C’était il y a 8 ans. Depuis l’idée de faire payer les espaces naturels remarquables a fait son chemin. Sous prétexte de préservation « les écotaxes » font florès sous toutes les formes (avec cette nouvelle idée sous-jacente : on doit réparation à la nature que nous souillons par notre intrusion — l’écotaxe originale du rapport de Kyoto est une contrepartie aux dégâts environnementaux). Droit de passage, de mouillage, guide obligatoire, taxe de séjour, droit de visite… Citons les Iles Scily, la Georgie du Sud, les parcs naturels québécois, un nombre de plus en plus important de mouillages, etc. Vu le nombre croissant d’humains sur cette planète et la diminution des espaces naturels, on peut bien imaginer que cette tendance va s’accroître.
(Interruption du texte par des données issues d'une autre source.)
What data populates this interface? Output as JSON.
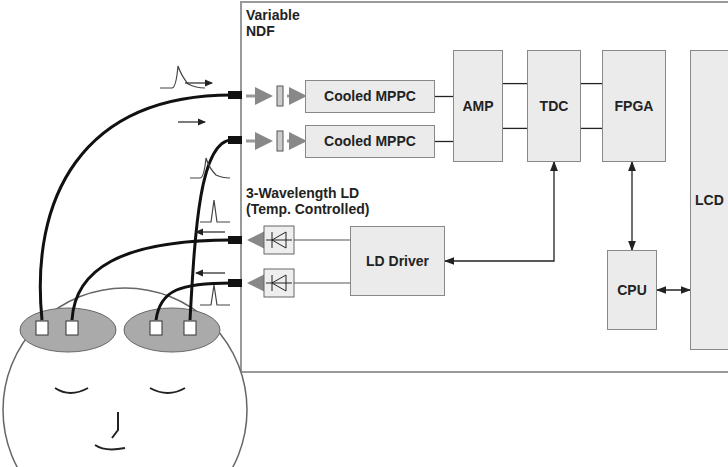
{
  "diagram": {
    "nodes": [
      {
        "text": [
          "Cooled MPPC"
        ]
      },
      {
        "text": [
          "Cooled MPPC"
        ]
      },
      {
        "text": [
          "AMP"
        ]
      },
      {
        "text": [
          "TDC"
        ]
      },
      {
        "text": [
          "FPGA"
        ]
      },
      {
        "text": [
          "LCD"
        ]
      },
      {
        "text": [
          "LD Driver"
        ]
      },
      {
        "text": [
          "CPU"
        ]
      }
    ],
    "edges": [
      {
        "from": 0,
        "to": 2,
        "arrow": "none"
      },
      {
        "from": 1,
        "to": 2,
        "arrow": "none"
      },
      {
        "from": 2,
        "to": 3,
        "arrow": "none"
      },
      {
        "from": 2,
        "to": 3,
        "arrow": "none"
      },
      {
        "from": 3,
        "to": 4,
        "arrow": "none"
      },
      {
        "from": 3,
        "to": 4,
        "arrow": "none"
      },
      {
        "from": 3,
        "to": 6,
        "arrow": "both"
      },
      {
        "from": 4,
        "to": 7,
        "arrow": "both"
      },
      {
        "from": 7,
        "to": 5,
        "arrow": "both"
      }
    ],
    "labels": [
      "Variable NDF",
      "3-Wavelength LD (Temp. Controlled)"
    ]
  }
}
Peut-être est-ce un mal nécessaire, il faut avouer qu’il s’agit souvent de taxes raisonnables de gestion. Mais il existe aussi une tendance plus élitiste qui a pour principe d’augmenter significativement la pression financière pour diminuer la pression démographique comme à Fernando de Noronha par exemple : entre la taxe de mouillage et la taxe d’environnement (par personne) c’est presque 100 euros par jour qu’il faut débourser. Cette tendance discriminante m’inquiète. Je préfère de loin le principe du numerus clausus de bouées de mouillage comme cela devra se faire sans doute dans le Parc National des Calanques de Marseille, premier arrivé premier servi.

 

Une vieille pirogue qui fait le bonheur de son jeune capitaine


 

Une facture d’écotourisme ?

 

  • Pour vous être promenés dans le village

  • Pour avoir pris des photos

  • Pour avoir nagé dans la rivière

  • Pour avoir visité les grottes

  • Pour avoir mangé les fruits des arbres

 

À y regarder de plus près, des rétributions pour toutes ces activités existent bien aujourd’hui sous différentes formes, les Papous de Tavalo avaient 10 ans d’avance.

 

Épilogue : La réunion dura plusieurs heures. Elle fut extrêmement riche pour ma compréhension de l’économie de ces petits villages qui vivent en autarcie dans les îles du Pacifique. Le Conseil avait l’air satisfait. Il a pris en compte ce que nous avions apporté au village, en particulier les soins. La facture a été solennellement déchirée.